Арсеньев внимательно следил за выражением лица внука. Максимов был уверен, что дед читает его мысли.

— Ты теперь знаешь достаточно, чтобы отправиться в дорогу, — произнес Арсеньев, тщательно заштриховывая рисунок. — Остальное поймешь позже, уже в пути. Всего не знаю даже я. — Дед отбросил ручку. — Как убеждаюсь, история никого и ничему не учит! Один безумец попытался переиграть историю и столкнул германских асов с «внуками Дажьбога». В школе Гитлер учился плохо, а венские масоны не объяснили художнику-недоучке, что асы, русы и ваны давным-давно породнились и перемешались в неразрывное целое. И Москва основана их сыновьями, как и Берлин, между прочим. А он напялил на белокурых бестий черные мундиры и повязки со свастикой — и «драг нах остен»! Обрати внимание, что в низовьях Дона и Волги, где и происходила та война асов с ванами, ему хребет и сломали. История не только не любит сослагательного наклонения, она жестоко карает переписчиков истории. Я не науку имею в виду. Боги не терпят, когда их волю пытаются изменить смертные.

— Именно так следует толковать манипуляции с… — Максимов осекся, подбирая слово, чуть не вылетело «брактеатом из Ретры». — С символами.

— Ну, любой символ есть отражения неких инвариантов реальности. В психологии — это архетипы, введенные Юнгом. В филологии — сюжеты, встречающиеся буквально у всех народов и в различные эпохи. Всякие злые мачехи, мальчики-с-пальчики и спящие царевны. В истории — повторяющиеся сценарии событий. Графические символы также без изменений кочуют из культуры в культуру, из эпохи в эпоху с древнейших времен до наших дней. Как правило, они ассоциируются с одними и теми же принципами и проявленностями бытия. У всех народов круг — солнце, цикл жизни. Крест — конец, завершение.

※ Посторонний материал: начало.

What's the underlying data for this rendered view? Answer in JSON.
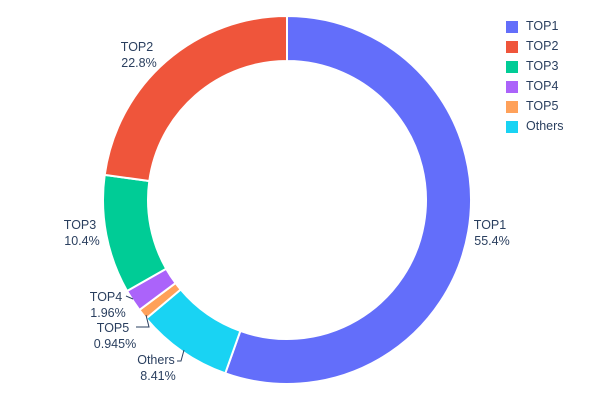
{
  "chart_data": {
    "type": "pie",
    "subtype": "donut",
    "hole": 0.755,
    "title": "",
    "legend_position": "right",
    "order_clockwise_from_top": [
      "TOP1",
      "Others",
      "TOP5",
      "TOP4",
      "TOP3",
      "TOP2"
    ],
    "series": [
      {
        "name": "TOP1",
        "value": 55.4,
        "label": "55.4%",
        "color": "#636EFA"
      },
      {
        "name": "TOP2",
        "value": 22.8,
        "label": "22.8%",
        "color": "#EF553B"
      },
      {
        "name": "TOP3",
        "value": 10.4,
        "label": "10.4%",
        "color": "#00CC96"
      },
      {
        "name": "TOP4",
        "value": 1.96,
        "label": "1.96%",
        "color": "#AB63FA"
      },
      {
        "name": "TOP5",
        "value": 0.945,
        "label": "0.945%",
        "color": "#FFA15A"
      },
      {
        "name": "Others",
        "value": 8.41,
        "label": "8.41%",
        "color": "#19D3F3"
      }
    ],
    "legend_entries": [
      "TOP1",
      "TOP2",
      "TOP3",
      "TOP4",
      "TOP5",
      "Others"
    ],
    "text_color": "#2a3f5f",
    "background_color": "#ffffff"
  }
}
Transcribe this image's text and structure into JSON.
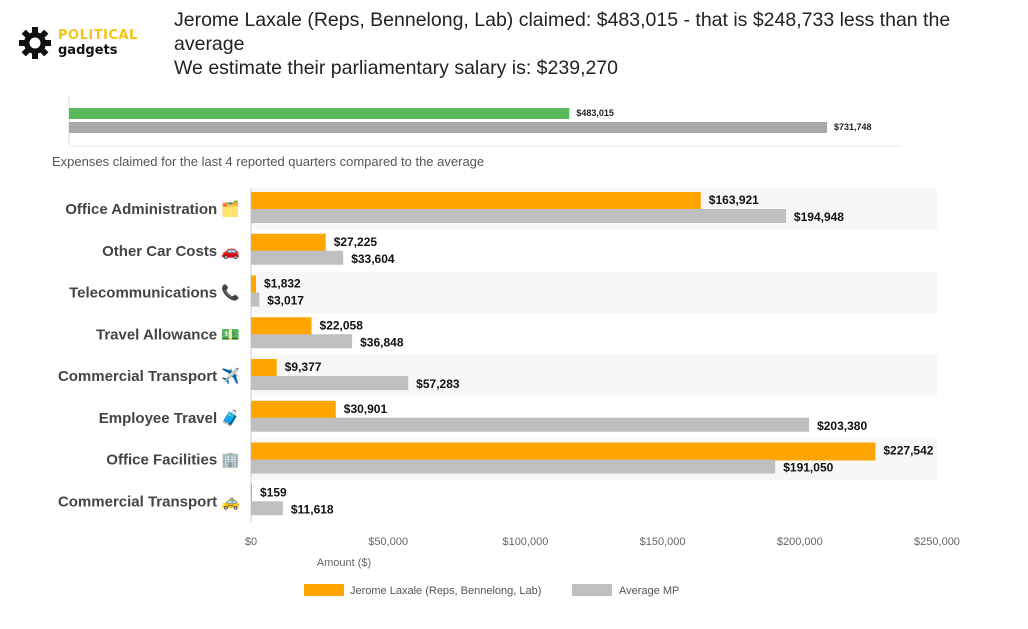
{
  "brand": {
    "line1": "POLITICAL",
    "line2": "gadgets"
  },
  "headline": {
    "line1": "Jerome Laxale (Reps, Bennelong, Lab) claimed: $483,015 - that is $248,733 less than the average",
    "line2": "We estimate their parliamentary salary is: $239,270"
  },
  "colors": {
    "member": "#ffa500",
    "average": "#bfbfbf",
    "total_member": "#5cb85c",
    "total_average": "#a8a8a8",
    "brand": "#f5c518"
  },
  "chart_data": [
    {
      "type": "bar",
      "orientation": "horizontal",
      "series": [
        {
          "values": [
            483015
          ],
          "labels": [
            "$483,015"
          ]
        },
        {
          "values": [
            731748
          ],
          "labels": [
            "$731,748"
          ]
        }
      ]
    },
    {
      "type": "bar",
      "orientation": "horizontal",
      "title": "Expenses claimed for the last 4 reported quarters compared to the average",
      "categories": [
        "Office Administration 🗂️",
        "Other Car Costs 🚗",
        "Telecommunications 📞",
        "Travel Allowance 💵",
        "Commercial Transport ✈️",
        "Employee Travel 🧳",
        "Office Facilities 🏢",
        "Commercial Transport 🚕"
      ],
      "series": [
        {
          "name": "Jerome Laxale  (Reps, Bennelong, Lab)",
          "values": [
            163921,
            27225,
            1832,
            22058,
            9377,
            30901,
            227542,
            159
          ],
          "labels": [
            "$163,921",
            "$27,225",
            "$1,832",
            "$22,058",
            "$9,377",
            "$30,901",
            "$227,542",
            "$159"
          ]
        },
        {
          "name": "Average MP",
          "values": [
            194948,
            33604,
            3017,
            36848,
            57283,
            203380,
            191050,
            11618
          ],
          "labels": [
            "$194,948",
            "$33,604",
            "$3,017",
            "$36,848",
            "$57,283",
            "$203,380",
            "$191,050",
            "$11,618"
          ]
        }
      ],
      "xlabel": "Amount ($)",
      "xlim": [
        0,
        250000
      ],
      "xticks": [
        0,
        50000,
        100000,
        150000,
        200000,
        250000
      ],
      "xtick_labels": [
        "$0",
        "$50,000",
        "$100,000",
        "$150,000",
        "$200,000",
        "$250,000"
      ],
      "legend_position": "bottom",
      "grid": false
    }
  ]
}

Крест в круге — год, четыре сезона, четыре фазы жизни. Ну и так далее. Безусловно, символы несут большую смысловую нагрузку, чем мы себе представляем. Частично они являются частью нашей реальности, частично принадлежат другим мирам. И попытка манипулировать, как ты выразился, символами есть магия чистой воды. — Арсеньев вскинул узловатый палец. — Но я тебе этого не говорил! Тут в Академии наук создали комиссию по борьбе с лженаукой, а я еще поработать хочу. На костер за такие слова, конечно, не потащат, не та инквизиция нынче, но выпрут с должности в два счета.

— Дед, за какие слова? — сыграл непонимание Максимов. — Мы ни о чем предосудительном вроде не говорили.

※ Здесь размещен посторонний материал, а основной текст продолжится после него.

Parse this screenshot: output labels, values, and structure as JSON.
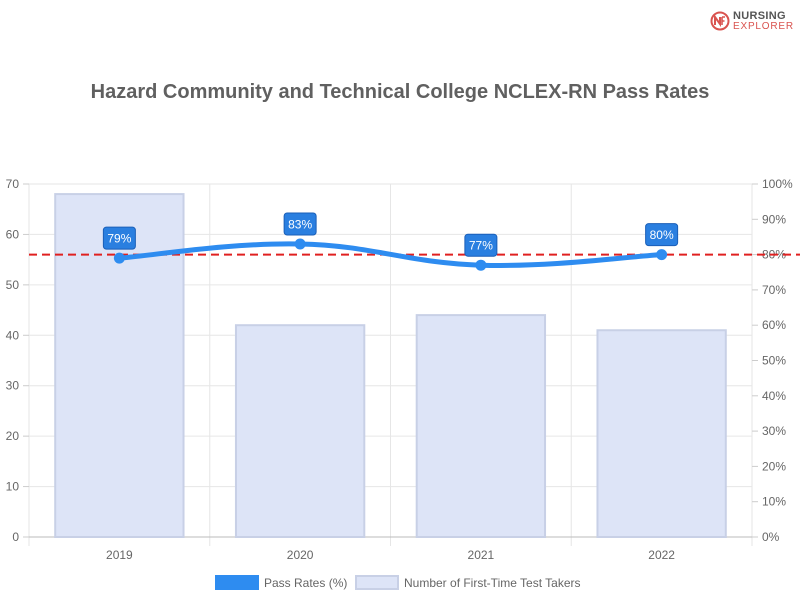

Они переглянулись и убедились, что один сказал все, что посчитал нужным, а второй усвоил каждое слово. Настал момент, когда слово становится делом, а знания толкают к поступку.

Арсеньев раздавил окурок в пепельнице.

— Все, Максим! Иди. Иначе у меня сейчас опять давление подскочит. Максимов встал.

— Погоди, провожу!

Арсеньев обошел стол. Встал напротив. Обнял за плечи.

Троекратно, со староверческой степенностью поцеловал.

Успев шепнуть в ухо:

— Храни тебя господь, Максимка, — и повел к двери. Неожиданно блеснув хитрыми глазами, подмигнул.